Ekonomist Alaattin Aktaş, Kur Korumalı Mevduat (KKM) uygulamasındaki verileri analiz etti. Aktaş, Dünya gazetesindeki yazısında şu verileri aktardı:
Kur korumalı mevduat uygulamasının yaklaşık ilk bir ayında 21 Ocak’a kadar 184 milyar liralık hesap açıldı. Bu tutarın 135 milyarı doğrudan TL cinsinden açılan hesaplar. DTH’den dönüşüm yoluyla açılan hesap toplamı ise 49 milyar.
İşte 184 milyar liralık bu hesapların bir ayda “oluşan” kur farkı yükü 19.6 milyar lirayı buldu. Özellikle “oluşan” diyoruz, çünkü bu 19.6 milyar ödenen tutarı göstermiyor.
184 milyar liralık hesabın tümü üç ay vadeli olsaydı, o durumda 19.6 milyar liralık yük için oluşan değil “ödenen” dememiz gerekecekti. Oysa biliyoruz ki bu hesapların tümü üç ay vadeli değil.
Özellikle DTH'den dönüşüm konusunda tüzel kişilere 11 Ocak'ta tanınan KKM'ye katılma olanağındaki vade sınırını dikkate almak gerekiyor. 11 Ocak'tan itibaren DTH dönüşümüyle KKM hesabı açtırabilen tüzel kişiler isteseler de üç ay vadeyi tercih edemezlerdi. Çünkü tüzel kişilere başlangıçta üç ay vade olanağı tanınmamış ve vadenin en az altı ay olması öngörülmüştü.
HESAPLAMAYI GÜN GÜN YAPTIK
KKM’de oluşan ve bir ayda 19.6 milyar lirayı bulan yükü gün gün hesapladığımızı belirtelim.
Hangi gün ne miktarda hesap açıldıysa o günün kuru ile vadenin üç ay olduğu varsayımıyla üç ay sonraki kuru esas alarak hesaplama yaptık. Bu üç aydaki kur artışından çeyrek bazında yüzde 4.25 olan faizi düşüp kalan tutarı anaparaya uygulayarak kur farkı yükünü bulduk.
Dolayısıyla 19.6 milyar lira bir ortalama hesaba dayanmıyor.
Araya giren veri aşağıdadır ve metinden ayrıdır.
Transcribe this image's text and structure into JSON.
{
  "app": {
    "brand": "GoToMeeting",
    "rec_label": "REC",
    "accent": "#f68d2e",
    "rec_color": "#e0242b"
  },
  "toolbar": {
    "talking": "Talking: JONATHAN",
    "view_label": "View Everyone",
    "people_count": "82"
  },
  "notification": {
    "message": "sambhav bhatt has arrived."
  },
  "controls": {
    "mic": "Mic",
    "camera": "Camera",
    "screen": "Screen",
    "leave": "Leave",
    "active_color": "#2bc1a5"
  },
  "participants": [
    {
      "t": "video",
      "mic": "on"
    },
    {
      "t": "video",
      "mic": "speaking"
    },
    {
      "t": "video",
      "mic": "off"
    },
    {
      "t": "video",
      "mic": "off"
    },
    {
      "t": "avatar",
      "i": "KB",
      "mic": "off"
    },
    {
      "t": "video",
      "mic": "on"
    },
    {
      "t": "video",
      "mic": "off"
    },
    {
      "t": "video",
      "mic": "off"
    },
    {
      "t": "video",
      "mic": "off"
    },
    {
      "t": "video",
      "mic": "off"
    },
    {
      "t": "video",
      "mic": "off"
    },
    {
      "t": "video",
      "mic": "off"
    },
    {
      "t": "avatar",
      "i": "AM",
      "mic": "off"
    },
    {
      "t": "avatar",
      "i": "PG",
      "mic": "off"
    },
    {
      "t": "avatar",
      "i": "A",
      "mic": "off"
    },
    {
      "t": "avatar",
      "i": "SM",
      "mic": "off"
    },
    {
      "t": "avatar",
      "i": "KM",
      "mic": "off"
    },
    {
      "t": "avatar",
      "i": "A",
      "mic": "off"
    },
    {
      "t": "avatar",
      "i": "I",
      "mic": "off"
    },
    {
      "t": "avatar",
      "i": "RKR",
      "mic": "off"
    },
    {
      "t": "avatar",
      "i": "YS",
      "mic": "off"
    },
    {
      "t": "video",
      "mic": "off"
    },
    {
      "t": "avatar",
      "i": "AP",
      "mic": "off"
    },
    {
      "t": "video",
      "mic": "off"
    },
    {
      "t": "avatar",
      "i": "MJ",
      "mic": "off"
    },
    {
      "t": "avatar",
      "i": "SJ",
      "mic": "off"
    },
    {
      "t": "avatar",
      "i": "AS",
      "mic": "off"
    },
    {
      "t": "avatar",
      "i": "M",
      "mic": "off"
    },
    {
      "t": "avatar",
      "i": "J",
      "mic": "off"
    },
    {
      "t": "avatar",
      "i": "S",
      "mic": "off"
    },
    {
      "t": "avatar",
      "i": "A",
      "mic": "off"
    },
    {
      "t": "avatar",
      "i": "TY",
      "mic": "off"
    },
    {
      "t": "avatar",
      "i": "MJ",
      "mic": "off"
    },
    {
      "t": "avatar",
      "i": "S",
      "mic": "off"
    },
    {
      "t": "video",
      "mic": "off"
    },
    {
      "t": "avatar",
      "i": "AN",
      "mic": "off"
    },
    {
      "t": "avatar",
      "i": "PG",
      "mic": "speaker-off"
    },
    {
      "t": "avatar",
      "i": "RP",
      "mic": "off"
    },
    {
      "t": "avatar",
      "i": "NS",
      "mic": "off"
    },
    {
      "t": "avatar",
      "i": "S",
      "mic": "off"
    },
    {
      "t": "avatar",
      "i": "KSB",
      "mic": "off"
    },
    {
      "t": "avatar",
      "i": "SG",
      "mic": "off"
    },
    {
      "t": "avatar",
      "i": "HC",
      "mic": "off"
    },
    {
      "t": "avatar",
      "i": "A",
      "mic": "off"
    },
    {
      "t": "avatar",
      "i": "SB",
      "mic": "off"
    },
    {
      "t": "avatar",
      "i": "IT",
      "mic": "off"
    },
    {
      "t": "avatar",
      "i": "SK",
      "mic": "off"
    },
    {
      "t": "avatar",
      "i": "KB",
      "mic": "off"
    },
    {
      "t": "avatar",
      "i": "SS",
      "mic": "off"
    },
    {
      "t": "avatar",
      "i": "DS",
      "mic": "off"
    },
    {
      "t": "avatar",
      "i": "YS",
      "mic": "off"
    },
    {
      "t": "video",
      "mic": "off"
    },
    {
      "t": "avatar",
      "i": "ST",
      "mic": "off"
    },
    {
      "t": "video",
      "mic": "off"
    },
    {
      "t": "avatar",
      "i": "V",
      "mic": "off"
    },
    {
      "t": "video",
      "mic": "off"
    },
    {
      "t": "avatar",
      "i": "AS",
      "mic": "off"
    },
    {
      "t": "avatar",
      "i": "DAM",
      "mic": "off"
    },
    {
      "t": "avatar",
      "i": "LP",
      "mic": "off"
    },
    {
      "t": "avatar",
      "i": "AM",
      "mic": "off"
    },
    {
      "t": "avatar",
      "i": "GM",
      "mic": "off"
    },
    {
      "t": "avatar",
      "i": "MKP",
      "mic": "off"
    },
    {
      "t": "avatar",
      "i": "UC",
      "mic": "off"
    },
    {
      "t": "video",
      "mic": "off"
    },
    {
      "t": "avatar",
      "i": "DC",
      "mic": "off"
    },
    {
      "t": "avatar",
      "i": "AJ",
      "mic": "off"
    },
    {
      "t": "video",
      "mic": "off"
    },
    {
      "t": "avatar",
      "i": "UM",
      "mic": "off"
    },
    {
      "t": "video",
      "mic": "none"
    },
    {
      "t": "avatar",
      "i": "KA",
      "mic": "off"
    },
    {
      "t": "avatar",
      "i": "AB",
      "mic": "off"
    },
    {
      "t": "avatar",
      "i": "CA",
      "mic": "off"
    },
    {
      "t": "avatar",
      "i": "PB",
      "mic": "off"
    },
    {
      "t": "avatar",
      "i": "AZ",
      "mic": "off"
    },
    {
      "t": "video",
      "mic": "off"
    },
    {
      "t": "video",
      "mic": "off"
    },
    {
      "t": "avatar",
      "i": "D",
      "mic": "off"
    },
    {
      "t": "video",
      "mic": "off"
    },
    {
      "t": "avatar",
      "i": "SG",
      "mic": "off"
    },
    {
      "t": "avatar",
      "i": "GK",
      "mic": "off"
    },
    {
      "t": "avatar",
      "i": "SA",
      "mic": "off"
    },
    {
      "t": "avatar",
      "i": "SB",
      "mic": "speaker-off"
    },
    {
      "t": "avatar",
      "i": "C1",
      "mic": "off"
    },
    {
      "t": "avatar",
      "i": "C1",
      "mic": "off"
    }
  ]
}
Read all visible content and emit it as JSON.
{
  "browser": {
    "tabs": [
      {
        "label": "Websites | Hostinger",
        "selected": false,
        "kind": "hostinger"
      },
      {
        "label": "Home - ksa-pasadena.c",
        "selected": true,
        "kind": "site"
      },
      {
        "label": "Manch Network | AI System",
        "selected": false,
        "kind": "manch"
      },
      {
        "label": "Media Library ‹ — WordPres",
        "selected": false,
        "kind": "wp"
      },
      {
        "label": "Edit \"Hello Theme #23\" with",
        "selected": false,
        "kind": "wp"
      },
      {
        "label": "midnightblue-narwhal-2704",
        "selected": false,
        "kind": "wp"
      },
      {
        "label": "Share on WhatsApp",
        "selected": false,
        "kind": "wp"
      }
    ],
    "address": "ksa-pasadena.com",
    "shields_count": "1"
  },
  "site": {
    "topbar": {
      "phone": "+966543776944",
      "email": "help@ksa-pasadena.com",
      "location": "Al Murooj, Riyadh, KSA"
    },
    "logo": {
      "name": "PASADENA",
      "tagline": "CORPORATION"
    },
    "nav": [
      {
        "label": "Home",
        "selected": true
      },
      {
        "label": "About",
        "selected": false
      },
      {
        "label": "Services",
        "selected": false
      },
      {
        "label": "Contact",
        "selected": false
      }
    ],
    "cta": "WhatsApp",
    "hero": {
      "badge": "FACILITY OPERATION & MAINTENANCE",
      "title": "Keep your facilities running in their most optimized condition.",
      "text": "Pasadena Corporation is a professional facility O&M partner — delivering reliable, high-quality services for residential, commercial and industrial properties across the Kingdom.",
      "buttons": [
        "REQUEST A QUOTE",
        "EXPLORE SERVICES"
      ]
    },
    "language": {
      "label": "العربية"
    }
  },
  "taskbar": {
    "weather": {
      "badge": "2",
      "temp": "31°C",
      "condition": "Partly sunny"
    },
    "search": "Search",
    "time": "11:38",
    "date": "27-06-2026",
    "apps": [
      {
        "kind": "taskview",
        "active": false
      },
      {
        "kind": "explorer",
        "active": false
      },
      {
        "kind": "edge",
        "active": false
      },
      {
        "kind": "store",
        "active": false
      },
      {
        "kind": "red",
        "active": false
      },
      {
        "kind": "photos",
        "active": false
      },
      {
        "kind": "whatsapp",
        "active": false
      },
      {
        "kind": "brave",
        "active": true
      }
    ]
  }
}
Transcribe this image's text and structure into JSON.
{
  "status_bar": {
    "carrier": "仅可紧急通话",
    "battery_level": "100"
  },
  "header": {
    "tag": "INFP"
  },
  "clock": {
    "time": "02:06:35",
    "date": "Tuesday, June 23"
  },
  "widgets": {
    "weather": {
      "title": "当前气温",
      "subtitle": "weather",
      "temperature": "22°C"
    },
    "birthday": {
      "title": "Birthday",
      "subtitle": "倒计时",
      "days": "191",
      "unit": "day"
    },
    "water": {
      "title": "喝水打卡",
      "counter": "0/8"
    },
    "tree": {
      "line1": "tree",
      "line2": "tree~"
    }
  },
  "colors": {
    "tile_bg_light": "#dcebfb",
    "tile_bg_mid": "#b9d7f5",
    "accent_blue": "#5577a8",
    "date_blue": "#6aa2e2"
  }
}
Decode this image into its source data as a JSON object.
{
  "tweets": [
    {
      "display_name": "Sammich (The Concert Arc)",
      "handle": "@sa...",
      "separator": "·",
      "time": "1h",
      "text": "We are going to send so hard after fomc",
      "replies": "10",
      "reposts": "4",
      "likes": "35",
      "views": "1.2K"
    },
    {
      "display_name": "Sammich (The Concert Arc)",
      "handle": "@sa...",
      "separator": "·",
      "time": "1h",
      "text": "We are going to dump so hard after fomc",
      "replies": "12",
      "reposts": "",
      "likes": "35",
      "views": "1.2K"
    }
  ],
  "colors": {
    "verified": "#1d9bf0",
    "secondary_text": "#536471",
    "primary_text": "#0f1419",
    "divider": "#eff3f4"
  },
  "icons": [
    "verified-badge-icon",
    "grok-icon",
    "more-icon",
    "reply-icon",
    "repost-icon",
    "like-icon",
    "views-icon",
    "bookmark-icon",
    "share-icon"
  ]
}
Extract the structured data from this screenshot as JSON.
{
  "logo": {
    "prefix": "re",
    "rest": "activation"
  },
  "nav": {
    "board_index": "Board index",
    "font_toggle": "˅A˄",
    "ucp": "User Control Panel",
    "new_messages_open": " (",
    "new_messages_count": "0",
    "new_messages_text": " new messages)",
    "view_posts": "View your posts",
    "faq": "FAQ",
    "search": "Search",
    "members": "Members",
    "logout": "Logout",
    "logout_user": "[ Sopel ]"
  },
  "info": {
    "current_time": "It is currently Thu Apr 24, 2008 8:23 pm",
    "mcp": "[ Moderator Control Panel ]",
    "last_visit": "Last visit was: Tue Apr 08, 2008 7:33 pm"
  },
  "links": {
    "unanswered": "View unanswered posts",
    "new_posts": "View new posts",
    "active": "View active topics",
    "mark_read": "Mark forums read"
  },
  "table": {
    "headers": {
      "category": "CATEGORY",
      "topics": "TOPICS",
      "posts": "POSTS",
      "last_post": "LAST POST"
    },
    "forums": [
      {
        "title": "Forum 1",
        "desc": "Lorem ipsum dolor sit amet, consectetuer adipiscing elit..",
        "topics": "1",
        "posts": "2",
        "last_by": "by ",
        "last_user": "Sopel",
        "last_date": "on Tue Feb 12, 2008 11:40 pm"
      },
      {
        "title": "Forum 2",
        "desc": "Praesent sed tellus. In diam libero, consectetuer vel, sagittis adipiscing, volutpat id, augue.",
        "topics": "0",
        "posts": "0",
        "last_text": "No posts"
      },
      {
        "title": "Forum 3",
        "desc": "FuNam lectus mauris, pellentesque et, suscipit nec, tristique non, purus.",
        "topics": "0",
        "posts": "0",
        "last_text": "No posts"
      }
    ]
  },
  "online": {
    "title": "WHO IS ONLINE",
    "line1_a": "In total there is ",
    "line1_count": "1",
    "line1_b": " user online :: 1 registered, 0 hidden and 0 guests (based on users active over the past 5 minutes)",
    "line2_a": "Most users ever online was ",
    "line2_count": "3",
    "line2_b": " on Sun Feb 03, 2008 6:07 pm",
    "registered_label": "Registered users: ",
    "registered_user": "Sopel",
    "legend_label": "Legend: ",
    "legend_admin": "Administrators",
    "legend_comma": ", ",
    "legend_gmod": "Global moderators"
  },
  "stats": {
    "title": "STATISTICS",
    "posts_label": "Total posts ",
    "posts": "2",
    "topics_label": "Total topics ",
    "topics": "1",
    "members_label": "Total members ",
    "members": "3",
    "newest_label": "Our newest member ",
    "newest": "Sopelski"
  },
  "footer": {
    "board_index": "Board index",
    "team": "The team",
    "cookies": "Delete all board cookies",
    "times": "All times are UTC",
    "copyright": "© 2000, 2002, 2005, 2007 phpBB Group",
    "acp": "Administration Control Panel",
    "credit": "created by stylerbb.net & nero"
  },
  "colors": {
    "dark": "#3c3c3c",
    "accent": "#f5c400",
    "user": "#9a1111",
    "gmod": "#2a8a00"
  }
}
Buradaki tek varsayım hesapların tümünün üç ay olduğu.
TL cinsinden açılan hesaplarda mart sonuna kadar oluşan 13.6 milyar liralık kur farkı ile mart ayında gerçekleşen ve bütçede yer alan 11.7 milyar liralık ödemeyi kıyaslayarak toplam hesapların yaklaşık yüzde 85-86’sının üç ay vadeli olduğunu da varsayabiliriz.